В деревне Следово, Дорогобужского уезда, на родине моей жены, нас встретили недружелюбно. Там в лесном краю земля доставалась великим трудом. Крестьяне боялись, что жена моя сначала поселится просто, вотрется, а потом потребует надела на всю семью. А потому квартиры себе найти мы нигде не могли. Но по летнему времени квартира нам была и не очень нужна. Мы поселились в одном лесном сенном сарае, и тут у ручья я начал свою охоту и обыкновенные сродные мне наблюдения.
Какое счастье доставили тут первые застреленные мной птицы! Издали увидали мои ребята, бросились встречать, выхватили уток, тетеревей, понесли к матери. Подумаешь, какое противное занятие щипать птиц, но жена моя щипала сияющая и говорила:
- Ну, не думала, никак не думала, что опять придется щипать.

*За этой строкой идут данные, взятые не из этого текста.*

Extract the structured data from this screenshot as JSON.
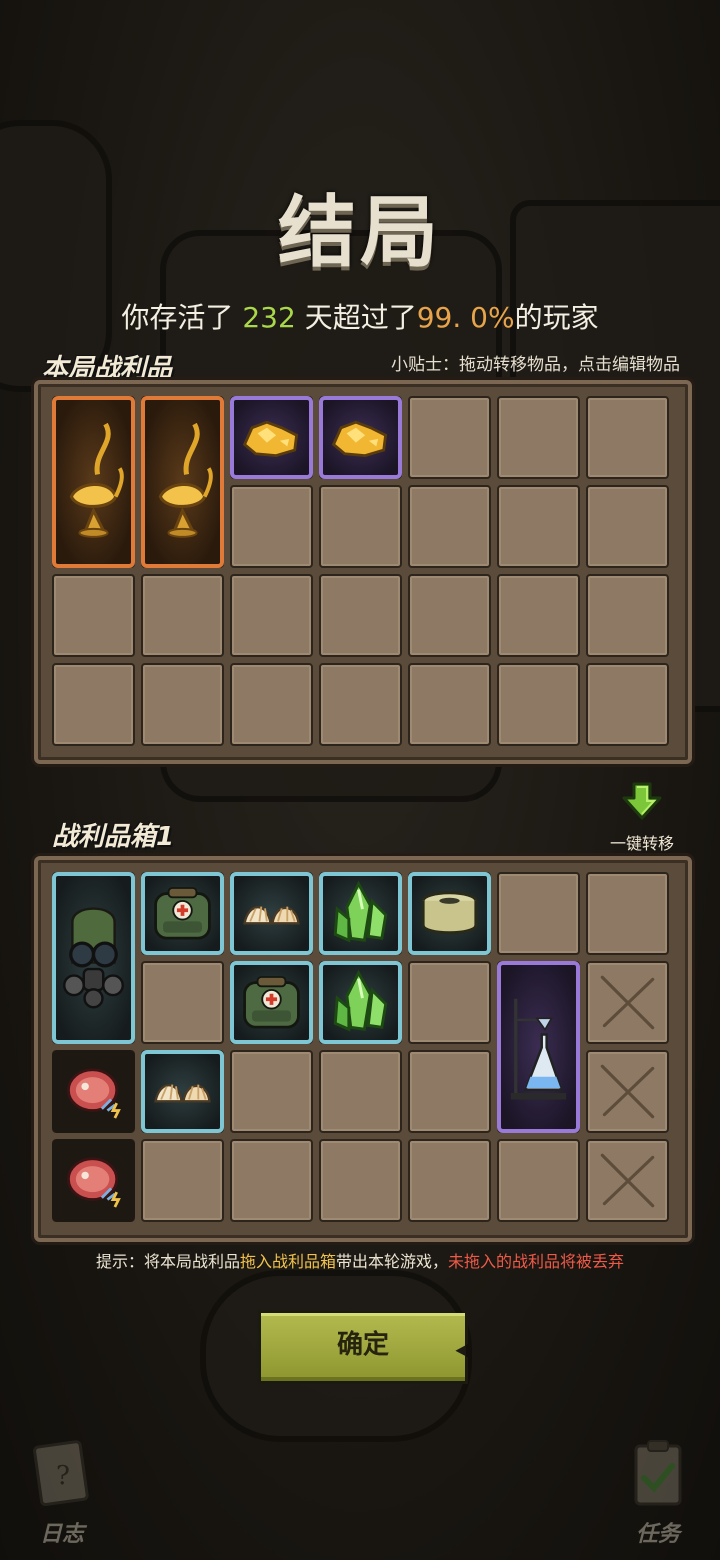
{
  "header": {
    "title": "结局",
    "survive_prefix": "你存活了",
    "days": "232",
    "survive_mid": "天超过了",
    "percent": "99. 0%",
    "survive_suffix": "的玩家"
  },
  "tip_top": "小贴士：拖动转移物品，点击编辑物品",
  "loot_panel": {
    "label": "本局战利品",
    "items": [
      {
        "icon": "golden-lamp-icon",
        "rarity": "orange"
      },
      {
        "icon": "golden-lamp-icon",
        "rarity": "orange"
      },
      {
        "icon": "gold-nugget-icon",
        "rarity": "purple"
      },
      {
        "icon": "gold-nugget-icon",
        "rarity": "purple"
      }
    ]
  },
  "box_panel": {
    "label": "战利品箱1",
    "items": [
      {
        "icon": "gas-mask-icon",
        "rarity": "cyan"
      },
      {
        "icon": "medic-backpack-icon",
        "rarity": "cyan"
      },
      {
        "icon": "shell-icon",
        "rarity": "cyan"
      },
      {
        "icon": "green-crystal-icon",
        "rarity": "cyan"
      },
      {
        "icon": "tape-roll-icon",
        "rarity": "cyan"
      },
      {
        "icon": "medic-backpack-icon",
        "rarity": "cyan"
      },
      {
        "icon": "green-crystal-icon",
        "rarity": "cyan"
      },
      {
        "icon": "lab-flask-icon",
        "rarity": "purple"
      },
      {
        "icon": "raw-meat-icon",
        "rarity": "none"
      },
      {
        "icon": "shell-icon",
        "rarity": "cyan"
      },
      {
        "icon": "raw-meat-icon",
        "rarity": "none"
      }
    ],
    "locked_icon": "locked-slot-icon"
  },
  "transfer": {
    "label": "一键转移",
    "icon": "down-arrow-icon"
  },
  "hint": {
    "prefix": "提示：将本局战利品",
    "highlight": "拖入战利品箱",
    "middle": "带出本轮游戏，",
    "warning": "未拖入的战利品将被丢弃"
  },
  "confirm_label": "确定",
  "corners": {
    "log_label": "日志",
    "task_label": "任务"
  },
  "colors": {
    "green": "#a9d84a",
    "orange": "#e7a44a",
    "yellow": "#f0c24c",
    "red": "#ef5a48",
    "confirm": "#a3ab42"
  }
}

В ручье был светлый омут, глубокий и в солнечных лучах там плавали красноперые рыбы. Сынишка мой их выхватил на личинки. Деревья шумели музыкально верхушками. Даже угрюмый куст можжевельника был доверху обвит повиликой и диким горошком. Да, это величайшее счастье, когда исчезает обман собственности, и на это место становится весь мир, как родной и прекрасный...
Я сделал большой список родни моей жены, разбросанной на огромном пространстве этого уезда и соседнего.